Acknowledging that I am a hypocrite isn't as hard as looking at the past where I felt I WASN'T one. I found that constantly, repeatedly.. my actions weren't to glorify my Savior, my God. No, instead I sought recognition and happiness. I'm pretty sure, or positive, that those two combined are the complete and utter opposite of what a servant is called to do and be. Recently, I have completely ignored the Holy Spirit. That's another extremely hard thing to write. Ignoring the Spirit given to me by my Lord- How dare I? I shouldn't even have second thoughts when I'm told to be obedient to the God of the Universe....but I didn't think twice I just said no.

My broken heart. My giant mess-ups. Jesus wants them.

Dearest Readers, I was also thinking... How possible is it that you are a hypocrite, also?
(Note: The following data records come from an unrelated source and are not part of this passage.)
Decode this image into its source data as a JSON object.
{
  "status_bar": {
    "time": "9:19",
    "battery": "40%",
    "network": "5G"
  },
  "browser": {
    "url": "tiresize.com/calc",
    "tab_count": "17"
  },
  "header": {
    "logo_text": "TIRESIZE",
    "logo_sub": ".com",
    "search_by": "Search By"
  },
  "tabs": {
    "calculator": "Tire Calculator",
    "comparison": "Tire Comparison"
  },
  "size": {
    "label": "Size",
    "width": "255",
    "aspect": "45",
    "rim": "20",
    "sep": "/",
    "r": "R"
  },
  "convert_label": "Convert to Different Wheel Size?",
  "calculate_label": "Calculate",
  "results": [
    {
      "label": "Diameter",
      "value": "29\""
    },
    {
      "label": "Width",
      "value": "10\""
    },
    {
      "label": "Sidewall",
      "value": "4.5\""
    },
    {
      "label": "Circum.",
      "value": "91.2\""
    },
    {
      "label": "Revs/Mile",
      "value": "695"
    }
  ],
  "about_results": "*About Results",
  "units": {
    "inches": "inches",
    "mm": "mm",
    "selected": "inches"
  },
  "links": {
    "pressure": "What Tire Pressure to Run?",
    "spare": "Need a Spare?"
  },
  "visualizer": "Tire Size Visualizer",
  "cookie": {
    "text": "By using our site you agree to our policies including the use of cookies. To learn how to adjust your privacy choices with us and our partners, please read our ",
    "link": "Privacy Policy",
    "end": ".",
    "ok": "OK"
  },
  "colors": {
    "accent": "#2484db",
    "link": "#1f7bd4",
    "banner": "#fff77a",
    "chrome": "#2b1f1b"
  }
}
Is it that we, who are leaders in so many places, us, who desire to "live" for Christ, have horribly stained motives? How can we return to the JOYfilled hearts of TRUE servants of a people that want so strongly pursue Jesus? Humility? put my pride on the ground. Honesty? the lies of my works. Brokenness? only our Creator can make us whole, know that. I think I need to remember that He has to SAVE me.

For I am 100% unable.

Friday, June 11, 2010

Meaningless? EVERYthing meaningless?

Solomon...was SO wise! But in his book, Ecclesiastes, I was troubled. Solomon (teacher) starts off with "Meaningless! Meaningless! Utterly meaningless! Everything is meaningless!" Do you think he could have said meaningless again? BUT, to Solomon everthing was sincerely "hebel" --- brief, empty. i was imensely saddened to think that i was reading God's Word and it was saying that EVERYthing was meaningless. However many wise things were said and all the philosophical quandries were completely over-rided by the thought drifting.. is everything truly and honestly meaningless?? every pleasure... everything? its ALL nothing...? hmmm?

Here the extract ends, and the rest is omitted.